La “Sinfonía Nº 8”  fue compuesta en 1973. Se estrenó el 21 de noviembre de 1974 interpretada por la New York Philharmonic Orchestra dirigida por Daniel Barenboim. Dividida en cuatro movimientos, cada uno de los cuales lleva un título tomado de la Biblia.

El primer movimiento, sostenuto, se titula In principio, intentando expresar el origen del universo. Empieza de un modo estático, que va creciendo empleando grandes líneas contrapuntísticas que nos llevan a potentes clusters sonoros. Termina con la sonoridad inicial que nos lleva a una estática coda.

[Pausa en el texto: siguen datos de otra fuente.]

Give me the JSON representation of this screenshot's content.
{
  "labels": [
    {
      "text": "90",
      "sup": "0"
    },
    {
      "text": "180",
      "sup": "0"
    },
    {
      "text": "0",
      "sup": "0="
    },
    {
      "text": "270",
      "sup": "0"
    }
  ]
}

El segundo movimiento, allegro con moto, lleva el título Dies irae. La ira divina está expresada mediante una enérgica utilización de breves frases sonoras. El uso de la percusión aumenta este estado de ansiedad, que nos conduce a fuertes erupciones sonoras. Se trata de un scherzo compuesto de un modo muy libre.

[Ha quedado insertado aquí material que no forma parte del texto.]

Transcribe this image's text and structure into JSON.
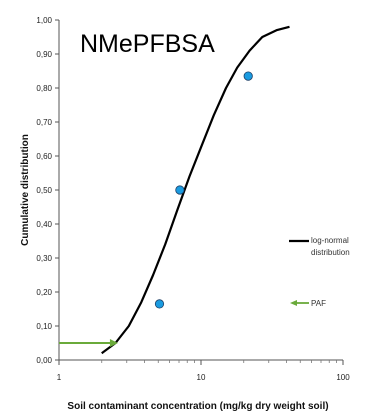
{
  "chart_data": {
    "type": "line",
    "title": "NMePFBSA",
    "xlabel": "Soil contaminant concentration (mg/kg dry weight soil)",
    "ylabel": "Cumulative distribution",
    "x_scale": "log",
    "xlim": [
      1,
      100
    ],
    "ylim": [
      0,
      1
    ],
    "x_ticks": [
      "1",
      "10",
      "100"
    ],
    "y_ticks": [
      "0,00",
      "0,10",
      "0,20",
      "0,30",
      "0,40",
      "0,50",
      "0,60",
      "0,70",
      "0,80",
      "0,90",
      "1,00"
    ],
    "series": [
      {
        "name": "log-normal distribution",
        "kind": "line",
        "color": "#000000",
        "x": [
          2.0,
          2.5,
          3.1,
          3.8,
          4.6,
          5.6,
          6.8,
          8.3,
          10.1,
          12.3,
          15.0,
          18.0,
          22.0,
          27.0,
          34.0,
          42.0
        ],
        "y": [
          0.02,
          0.05,
          0.1,
          0.17,
          0.25,
          0.34,
          0.44,
          0.54,
          0.63,
          0.72,
          0.8,
          0.86,
          0.91,
          0.95,
          0.97,
          0.98
        ]
      },
      {
        "kind": "scatter",
        "color": "#1a9be0",
        "x": [
          5.1,
          7.1,
          21.5
        ],
        "y": [
          0.165,
          0.5,
          0.835
        ]
      }
    ],
    "annotations": [
      {
        "label": "PAF",
        "kind": "arrow",
        "color": "#6aaa3a",
        "x": 2.6,
        "y": 0.05
      }
    ],
    "legend": [
      {
        "label": "log-normal distribution",
        "kind": "line",
        "color": "#000000"
      },
      {
        "label": "PAF",
        "kind": "arrow",
        "color": "#6aaa3a"
      }
    ],
    "legend_position": "right",
    "grid": false
  }
}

El tercer movimiento, adagio, se titula De profundis clamavi. Empieza con un tema sombrío como corresponde a su título. Se desarrolla empleando líneas polifónicas hasta llegar a su climax, con una dura sonoridad completamente atonal. En la última sección recupera el tema sombrío inicial.

El último movimiento, allegro vivace, lleva el título Laudate Dominum. Empieza mediante breves frases enérgicas. La entrada de la percusión produce un tremendo sentido de agitación. Fragmentos de motivos rítmicos impulsan el movimiento hacia adelante, dándole un aspecto de optimismo. Su americanismo se delate por estos ritmos libres propios del cool jazz. Termina con una coda en la que se produce una afirmación tonal.